Footloose star Jennifer Laura Thompson will fulfill a dream tonight -- starring in her first Broadway show.
Thompson told Playbill On-Line, "This is the ultimate thing that I've dreamed about since I came to New York".
It's certainly not her first high profile gig, having finished the national tour of Carousel as Julie Jordan and doing Strike Up the Band for the Encores! series at City Center. But a Broadway lead is quite a different story.
"Coming in to the theatre each night knowing that I'll be performing that night and not just seeing the show is thrilling. With Broadway, the biggest difference is the stakes are just so much higher," said Thompson.
Thompson started her journey to the Great White Way eight years ago, moving to New York right after getting out of school at the University of Michigan. Through those eight years she's played everything from Louisa in the long-running Fantasticks to going out to San Francisco for the Broadway Bound High Society -- not receiving that big boost until last year's Carousel tour. "I was actually doing the tour of Carousel when I got a call from my agent to come back to New York to audition for the Footloose workshop. I was surprised they were doing it (a musical version of the Kevin Bacon film) and I didn't know how it would work, because when I thought of the movie, I thought of it in terms of all the stunts and the dances."

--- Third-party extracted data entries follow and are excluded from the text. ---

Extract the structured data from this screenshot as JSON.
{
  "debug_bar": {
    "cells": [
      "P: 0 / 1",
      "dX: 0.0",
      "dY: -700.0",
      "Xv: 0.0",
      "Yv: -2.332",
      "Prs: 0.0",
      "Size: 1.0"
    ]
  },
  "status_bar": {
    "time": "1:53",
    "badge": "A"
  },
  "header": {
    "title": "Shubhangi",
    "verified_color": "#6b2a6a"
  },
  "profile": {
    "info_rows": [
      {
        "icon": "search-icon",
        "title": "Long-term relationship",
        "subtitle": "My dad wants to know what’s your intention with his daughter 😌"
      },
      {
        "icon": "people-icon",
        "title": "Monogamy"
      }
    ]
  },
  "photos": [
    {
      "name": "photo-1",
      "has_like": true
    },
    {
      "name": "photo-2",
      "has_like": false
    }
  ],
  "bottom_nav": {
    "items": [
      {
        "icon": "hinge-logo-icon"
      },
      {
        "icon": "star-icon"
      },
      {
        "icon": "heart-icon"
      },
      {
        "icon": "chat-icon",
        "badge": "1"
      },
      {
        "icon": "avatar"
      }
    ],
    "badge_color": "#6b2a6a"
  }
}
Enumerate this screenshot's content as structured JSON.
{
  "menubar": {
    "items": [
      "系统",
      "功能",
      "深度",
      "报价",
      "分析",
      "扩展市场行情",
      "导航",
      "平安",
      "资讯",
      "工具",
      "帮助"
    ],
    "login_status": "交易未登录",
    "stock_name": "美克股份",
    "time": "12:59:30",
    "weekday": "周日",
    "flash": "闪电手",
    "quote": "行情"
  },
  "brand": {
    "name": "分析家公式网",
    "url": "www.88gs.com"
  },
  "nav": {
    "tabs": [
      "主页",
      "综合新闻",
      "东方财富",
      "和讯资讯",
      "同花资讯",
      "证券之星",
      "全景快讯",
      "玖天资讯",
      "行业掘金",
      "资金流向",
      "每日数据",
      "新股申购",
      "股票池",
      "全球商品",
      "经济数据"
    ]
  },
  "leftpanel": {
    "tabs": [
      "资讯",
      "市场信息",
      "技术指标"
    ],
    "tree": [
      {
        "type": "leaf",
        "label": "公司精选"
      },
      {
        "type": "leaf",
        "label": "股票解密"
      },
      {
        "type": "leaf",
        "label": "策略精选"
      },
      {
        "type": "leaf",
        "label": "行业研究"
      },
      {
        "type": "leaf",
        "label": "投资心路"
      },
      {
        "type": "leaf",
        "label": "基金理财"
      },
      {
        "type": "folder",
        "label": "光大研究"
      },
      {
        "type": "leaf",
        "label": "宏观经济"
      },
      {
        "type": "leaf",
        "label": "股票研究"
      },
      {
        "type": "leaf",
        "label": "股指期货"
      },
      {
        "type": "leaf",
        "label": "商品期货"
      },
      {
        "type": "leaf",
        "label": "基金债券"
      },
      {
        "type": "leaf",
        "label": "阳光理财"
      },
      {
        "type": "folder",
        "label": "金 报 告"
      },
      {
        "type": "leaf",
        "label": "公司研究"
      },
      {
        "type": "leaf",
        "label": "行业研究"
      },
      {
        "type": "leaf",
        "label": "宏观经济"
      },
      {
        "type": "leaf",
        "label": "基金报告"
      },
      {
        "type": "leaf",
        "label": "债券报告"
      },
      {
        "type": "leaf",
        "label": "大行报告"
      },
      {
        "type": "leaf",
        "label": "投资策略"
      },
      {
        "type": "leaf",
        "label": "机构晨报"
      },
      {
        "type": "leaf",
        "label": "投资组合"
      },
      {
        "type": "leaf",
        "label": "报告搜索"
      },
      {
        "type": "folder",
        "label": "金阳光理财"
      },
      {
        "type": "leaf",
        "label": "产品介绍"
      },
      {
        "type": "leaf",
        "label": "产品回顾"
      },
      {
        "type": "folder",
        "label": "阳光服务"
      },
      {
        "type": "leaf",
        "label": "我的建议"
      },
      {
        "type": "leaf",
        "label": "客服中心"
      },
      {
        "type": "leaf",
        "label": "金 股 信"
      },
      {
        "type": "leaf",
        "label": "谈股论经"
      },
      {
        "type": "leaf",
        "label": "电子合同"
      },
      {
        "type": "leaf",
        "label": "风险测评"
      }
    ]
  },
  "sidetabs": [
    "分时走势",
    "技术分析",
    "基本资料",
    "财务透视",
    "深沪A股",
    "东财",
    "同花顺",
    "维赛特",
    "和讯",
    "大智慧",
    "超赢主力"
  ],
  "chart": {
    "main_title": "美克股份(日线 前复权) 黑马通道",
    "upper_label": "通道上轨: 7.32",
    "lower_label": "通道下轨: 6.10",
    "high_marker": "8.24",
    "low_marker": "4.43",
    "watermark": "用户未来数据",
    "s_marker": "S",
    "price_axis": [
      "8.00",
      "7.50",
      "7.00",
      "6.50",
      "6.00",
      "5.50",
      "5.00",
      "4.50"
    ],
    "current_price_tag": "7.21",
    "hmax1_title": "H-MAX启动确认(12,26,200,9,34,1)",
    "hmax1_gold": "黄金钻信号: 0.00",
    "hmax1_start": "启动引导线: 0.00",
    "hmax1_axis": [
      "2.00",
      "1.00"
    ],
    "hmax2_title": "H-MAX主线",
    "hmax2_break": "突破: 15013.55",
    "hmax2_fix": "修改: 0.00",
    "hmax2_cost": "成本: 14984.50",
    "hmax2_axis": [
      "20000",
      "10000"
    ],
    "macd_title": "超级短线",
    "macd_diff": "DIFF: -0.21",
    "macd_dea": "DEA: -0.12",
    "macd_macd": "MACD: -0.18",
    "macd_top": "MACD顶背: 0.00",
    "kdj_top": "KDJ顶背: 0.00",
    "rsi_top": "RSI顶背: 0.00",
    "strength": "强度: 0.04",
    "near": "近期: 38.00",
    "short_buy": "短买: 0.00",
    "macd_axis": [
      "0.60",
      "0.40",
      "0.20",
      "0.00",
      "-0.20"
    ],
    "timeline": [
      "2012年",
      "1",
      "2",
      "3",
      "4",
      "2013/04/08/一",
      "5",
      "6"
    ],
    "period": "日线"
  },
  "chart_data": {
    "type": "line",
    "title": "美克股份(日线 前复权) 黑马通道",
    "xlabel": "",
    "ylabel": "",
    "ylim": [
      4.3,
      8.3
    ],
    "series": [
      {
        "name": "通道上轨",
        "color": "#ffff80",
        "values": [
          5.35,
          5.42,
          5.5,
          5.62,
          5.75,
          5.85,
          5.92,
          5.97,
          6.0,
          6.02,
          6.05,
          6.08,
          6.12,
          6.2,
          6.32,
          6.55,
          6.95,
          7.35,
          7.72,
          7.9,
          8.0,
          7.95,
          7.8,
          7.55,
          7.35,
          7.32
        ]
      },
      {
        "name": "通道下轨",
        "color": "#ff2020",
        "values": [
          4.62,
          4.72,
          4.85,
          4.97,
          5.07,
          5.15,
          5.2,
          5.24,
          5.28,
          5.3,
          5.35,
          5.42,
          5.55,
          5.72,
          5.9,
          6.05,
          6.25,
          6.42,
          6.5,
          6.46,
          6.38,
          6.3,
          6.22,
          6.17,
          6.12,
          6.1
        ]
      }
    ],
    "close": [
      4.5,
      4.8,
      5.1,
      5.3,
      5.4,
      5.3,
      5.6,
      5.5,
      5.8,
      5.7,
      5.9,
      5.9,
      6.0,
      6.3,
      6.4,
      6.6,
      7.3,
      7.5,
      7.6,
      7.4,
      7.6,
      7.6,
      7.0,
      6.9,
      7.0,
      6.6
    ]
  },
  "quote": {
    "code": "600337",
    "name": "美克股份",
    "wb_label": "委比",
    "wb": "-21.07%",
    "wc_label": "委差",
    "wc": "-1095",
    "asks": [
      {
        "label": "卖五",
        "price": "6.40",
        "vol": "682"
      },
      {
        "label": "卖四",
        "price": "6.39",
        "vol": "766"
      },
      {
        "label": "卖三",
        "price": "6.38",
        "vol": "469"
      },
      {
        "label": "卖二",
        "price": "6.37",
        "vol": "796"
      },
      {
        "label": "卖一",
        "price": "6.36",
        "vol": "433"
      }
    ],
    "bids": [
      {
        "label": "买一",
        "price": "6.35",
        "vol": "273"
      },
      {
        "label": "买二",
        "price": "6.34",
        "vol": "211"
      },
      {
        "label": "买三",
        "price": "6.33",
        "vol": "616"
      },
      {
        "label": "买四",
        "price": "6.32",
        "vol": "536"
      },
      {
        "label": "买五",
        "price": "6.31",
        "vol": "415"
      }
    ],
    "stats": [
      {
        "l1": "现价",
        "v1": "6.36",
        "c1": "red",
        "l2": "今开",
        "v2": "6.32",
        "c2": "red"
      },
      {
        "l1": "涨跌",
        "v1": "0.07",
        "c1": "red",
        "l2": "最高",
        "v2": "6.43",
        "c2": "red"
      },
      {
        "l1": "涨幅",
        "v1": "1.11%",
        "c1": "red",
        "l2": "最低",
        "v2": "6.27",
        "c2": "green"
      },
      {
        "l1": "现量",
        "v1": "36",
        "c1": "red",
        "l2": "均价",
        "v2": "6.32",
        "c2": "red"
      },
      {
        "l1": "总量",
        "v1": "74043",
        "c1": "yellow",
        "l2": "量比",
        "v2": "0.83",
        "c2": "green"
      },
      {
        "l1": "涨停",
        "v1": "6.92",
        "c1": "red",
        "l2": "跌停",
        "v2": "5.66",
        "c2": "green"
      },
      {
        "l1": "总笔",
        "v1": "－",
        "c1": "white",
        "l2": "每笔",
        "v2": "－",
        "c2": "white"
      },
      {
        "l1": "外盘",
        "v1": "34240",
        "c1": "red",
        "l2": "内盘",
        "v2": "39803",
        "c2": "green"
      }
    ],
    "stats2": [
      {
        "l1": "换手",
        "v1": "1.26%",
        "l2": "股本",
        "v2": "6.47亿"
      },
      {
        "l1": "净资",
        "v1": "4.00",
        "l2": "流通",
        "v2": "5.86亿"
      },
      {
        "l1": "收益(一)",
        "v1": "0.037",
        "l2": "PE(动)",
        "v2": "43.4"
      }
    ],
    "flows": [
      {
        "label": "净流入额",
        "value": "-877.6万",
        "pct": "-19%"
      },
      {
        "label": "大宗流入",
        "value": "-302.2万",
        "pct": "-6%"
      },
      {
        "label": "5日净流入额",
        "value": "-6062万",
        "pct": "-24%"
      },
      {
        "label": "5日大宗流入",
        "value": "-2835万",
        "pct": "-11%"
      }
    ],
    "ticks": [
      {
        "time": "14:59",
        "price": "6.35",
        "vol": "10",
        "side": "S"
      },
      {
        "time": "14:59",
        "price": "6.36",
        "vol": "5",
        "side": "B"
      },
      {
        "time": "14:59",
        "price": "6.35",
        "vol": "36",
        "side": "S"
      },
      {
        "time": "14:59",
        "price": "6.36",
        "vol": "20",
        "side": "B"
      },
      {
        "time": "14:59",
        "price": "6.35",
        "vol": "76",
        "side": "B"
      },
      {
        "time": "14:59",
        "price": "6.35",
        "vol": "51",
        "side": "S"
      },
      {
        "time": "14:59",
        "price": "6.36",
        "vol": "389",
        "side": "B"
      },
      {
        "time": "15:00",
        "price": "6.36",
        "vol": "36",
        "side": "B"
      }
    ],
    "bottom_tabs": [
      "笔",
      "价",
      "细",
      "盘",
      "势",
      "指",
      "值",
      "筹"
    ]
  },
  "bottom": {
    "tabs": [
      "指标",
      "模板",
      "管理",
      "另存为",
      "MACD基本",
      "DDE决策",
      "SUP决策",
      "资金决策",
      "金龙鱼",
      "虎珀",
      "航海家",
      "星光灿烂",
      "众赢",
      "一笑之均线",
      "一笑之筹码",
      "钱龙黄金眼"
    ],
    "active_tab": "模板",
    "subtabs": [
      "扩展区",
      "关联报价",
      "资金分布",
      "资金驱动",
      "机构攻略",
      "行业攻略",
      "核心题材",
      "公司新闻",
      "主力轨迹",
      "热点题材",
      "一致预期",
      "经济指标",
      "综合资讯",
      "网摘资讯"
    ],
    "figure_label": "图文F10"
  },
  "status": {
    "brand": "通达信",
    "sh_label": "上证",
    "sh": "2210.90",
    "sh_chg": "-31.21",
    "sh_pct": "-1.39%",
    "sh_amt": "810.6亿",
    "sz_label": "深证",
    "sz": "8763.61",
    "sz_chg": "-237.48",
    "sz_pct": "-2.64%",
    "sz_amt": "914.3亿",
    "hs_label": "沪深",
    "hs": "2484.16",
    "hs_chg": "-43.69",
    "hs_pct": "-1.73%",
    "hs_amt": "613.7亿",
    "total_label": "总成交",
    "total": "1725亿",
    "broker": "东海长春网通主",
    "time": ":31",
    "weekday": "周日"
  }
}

But the workshop was a success and so was Thompson's performance, enabling her to originate a role in a Broadway musical rather than follow in somebody else's footsteps. "I have license to create more of the character," stated Thompson. "There are fewer boundaries than when working on a finished show." And how has the movie influenced her portrayal? "I haven't looked at the movie since I got the role, I didn't want this to be a cookie-cutter version of Lori Singer's Ariel."
In Footloose, Ariel is a resident of a small Midwestern town where the preacher (her father) has banned dancing and rock and roll until a new student (Ren McCormick) enters the high school and changes everything. For Thompson the show is not just a simple romance with catchy tunes but resonates in many ways. She told Playbill On-Line, "The show is not just about censorship but the suppressing of creative desire, the suppressing of that creative energy that makes us who we are."